- Abstract: With innovations in architecture design, deeper and wider neural network models deliver improved performance on a diverse variety of tasks. But the increased memory footprint of these models presents a challenge during training, when all intermediate layer activations need to be stored for back-propagation. Limited GPU memory forces practitioners to make sub-optimal choices: either train inefficiently with smaller batches of examples; or limit the architecture to have lower depth and width, and fewer layers at higher spatial resolutions. This work introduces an approximation strategy that significantly reduces a network's memory footprint during training, but has negligible effect on training performance and computational expense. During the forward pass, we replace activations with lower-precision approximations immediately after they have been used by subsequent layers, thus freeing up memory. The approximate activations are then used during the backward pass. This approach limits the accumulation of errors across the forward and backward pass---because the forward computation across the network still happens at full precision, and the approximation has a limited effect when computing gradients to a layer's input.

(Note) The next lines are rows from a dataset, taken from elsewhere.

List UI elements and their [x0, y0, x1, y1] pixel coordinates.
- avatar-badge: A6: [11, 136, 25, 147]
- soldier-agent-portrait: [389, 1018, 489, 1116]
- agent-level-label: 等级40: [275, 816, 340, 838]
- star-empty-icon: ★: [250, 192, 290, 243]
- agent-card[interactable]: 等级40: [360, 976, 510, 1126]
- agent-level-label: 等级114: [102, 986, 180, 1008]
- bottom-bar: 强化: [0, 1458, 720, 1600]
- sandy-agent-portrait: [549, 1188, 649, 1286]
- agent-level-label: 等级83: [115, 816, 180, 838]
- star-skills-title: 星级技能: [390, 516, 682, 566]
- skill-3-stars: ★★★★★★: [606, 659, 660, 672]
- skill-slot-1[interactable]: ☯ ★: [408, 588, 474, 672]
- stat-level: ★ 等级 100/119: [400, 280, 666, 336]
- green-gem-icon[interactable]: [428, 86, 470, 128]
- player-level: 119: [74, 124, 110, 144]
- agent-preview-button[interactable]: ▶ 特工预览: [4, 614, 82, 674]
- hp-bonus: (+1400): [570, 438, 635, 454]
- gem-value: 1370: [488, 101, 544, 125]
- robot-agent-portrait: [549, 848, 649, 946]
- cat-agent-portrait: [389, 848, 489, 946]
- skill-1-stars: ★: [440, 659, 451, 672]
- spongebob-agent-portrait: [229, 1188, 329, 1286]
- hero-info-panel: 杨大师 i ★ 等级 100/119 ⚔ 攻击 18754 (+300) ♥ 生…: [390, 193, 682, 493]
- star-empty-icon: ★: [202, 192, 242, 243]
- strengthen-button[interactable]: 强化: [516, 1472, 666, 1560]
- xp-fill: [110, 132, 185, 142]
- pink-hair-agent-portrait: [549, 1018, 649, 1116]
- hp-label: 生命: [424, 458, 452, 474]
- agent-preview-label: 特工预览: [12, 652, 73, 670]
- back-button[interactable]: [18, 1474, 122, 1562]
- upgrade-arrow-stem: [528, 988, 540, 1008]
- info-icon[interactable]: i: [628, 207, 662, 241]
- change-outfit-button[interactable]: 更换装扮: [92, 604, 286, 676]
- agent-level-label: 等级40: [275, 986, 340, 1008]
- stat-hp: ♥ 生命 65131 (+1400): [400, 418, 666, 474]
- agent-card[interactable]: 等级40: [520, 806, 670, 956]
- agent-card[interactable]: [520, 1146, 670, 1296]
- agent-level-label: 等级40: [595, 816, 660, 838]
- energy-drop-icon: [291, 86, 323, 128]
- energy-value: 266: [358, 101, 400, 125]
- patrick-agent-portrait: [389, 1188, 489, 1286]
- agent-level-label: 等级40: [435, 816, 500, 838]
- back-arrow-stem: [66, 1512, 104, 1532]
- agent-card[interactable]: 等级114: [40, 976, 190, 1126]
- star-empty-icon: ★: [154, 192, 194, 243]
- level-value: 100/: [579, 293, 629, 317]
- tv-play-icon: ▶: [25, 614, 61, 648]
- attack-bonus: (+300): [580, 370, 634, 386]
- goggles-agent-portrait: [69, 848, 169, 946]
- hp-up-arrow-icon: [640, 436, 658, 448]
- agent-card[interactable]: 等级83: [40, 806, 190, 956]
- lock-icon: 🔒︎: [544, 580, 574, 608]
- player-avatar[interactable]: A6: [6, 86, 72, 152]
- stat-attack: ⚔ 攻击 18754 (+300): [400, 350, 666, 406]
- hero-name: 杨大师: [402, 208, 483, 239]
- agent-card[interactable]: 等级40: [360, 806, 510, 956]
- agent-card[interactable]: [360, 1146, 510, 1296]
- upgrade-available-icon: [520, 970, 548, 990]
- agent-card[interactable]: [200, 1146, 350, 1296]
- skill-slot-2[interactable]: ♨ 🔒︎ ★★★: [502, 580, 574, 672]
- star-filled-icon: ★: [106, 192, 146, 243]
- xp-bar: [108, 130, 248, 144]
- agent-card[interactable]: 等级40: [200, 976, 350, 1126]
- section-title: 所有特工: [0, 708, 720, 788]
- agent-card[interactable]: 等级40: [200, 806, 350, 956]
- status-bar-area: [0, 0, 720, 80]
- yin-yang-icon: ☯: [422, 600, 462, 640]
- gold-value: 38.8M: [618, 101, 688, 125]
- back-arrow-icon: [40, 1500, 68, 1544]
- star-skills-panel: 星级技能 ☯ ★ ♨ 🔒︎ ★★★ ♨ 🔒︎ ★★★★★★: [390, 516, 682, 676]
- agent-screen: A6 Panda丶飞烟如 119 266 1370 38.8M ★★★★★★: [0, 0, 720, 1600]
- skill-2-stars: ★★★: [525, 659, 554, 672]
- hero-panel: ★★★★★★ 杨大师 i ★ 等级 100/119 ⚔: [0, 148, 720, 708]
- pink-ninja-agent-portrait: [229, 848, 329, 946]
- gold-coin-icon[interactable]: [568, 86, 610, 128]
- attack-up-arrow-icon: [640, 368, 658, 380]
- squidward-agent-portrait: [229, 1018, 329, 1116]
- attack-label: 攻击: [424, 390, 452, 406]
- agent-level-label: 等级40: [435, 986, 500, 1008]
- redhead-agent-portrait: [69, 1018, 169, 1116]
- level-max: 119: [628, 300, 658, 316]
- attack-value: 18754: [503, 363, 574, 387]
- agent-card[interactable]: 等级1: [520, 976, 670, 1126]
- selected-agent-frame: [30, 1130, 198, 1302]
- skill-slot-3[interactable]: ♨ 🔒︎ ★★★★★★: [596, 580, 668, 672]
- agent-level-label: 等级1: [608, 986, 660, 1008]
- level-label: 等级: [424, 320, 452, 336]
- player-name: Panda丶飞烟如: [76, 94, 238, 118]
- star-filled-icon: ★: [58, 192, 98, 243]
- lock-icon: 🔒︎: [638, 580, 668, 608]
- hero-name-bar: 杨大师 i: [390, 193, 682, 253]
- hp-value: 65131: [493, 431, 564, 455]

Experiments, on CIFAR and ImageNet, show that using our approach with 8- and even 4-bit fixed-point approximations of 32-bit floating-point activations has only a minor effect on training and validation performance, while affording significant savings in memory usage.
- Keywords: Back-propagation, Memory Efficient Training, Approximate Gradients, Deep Learning
- TL;DR: An algorithm to reduce the amount of memory required for training deep networks, based on an approximation strategy.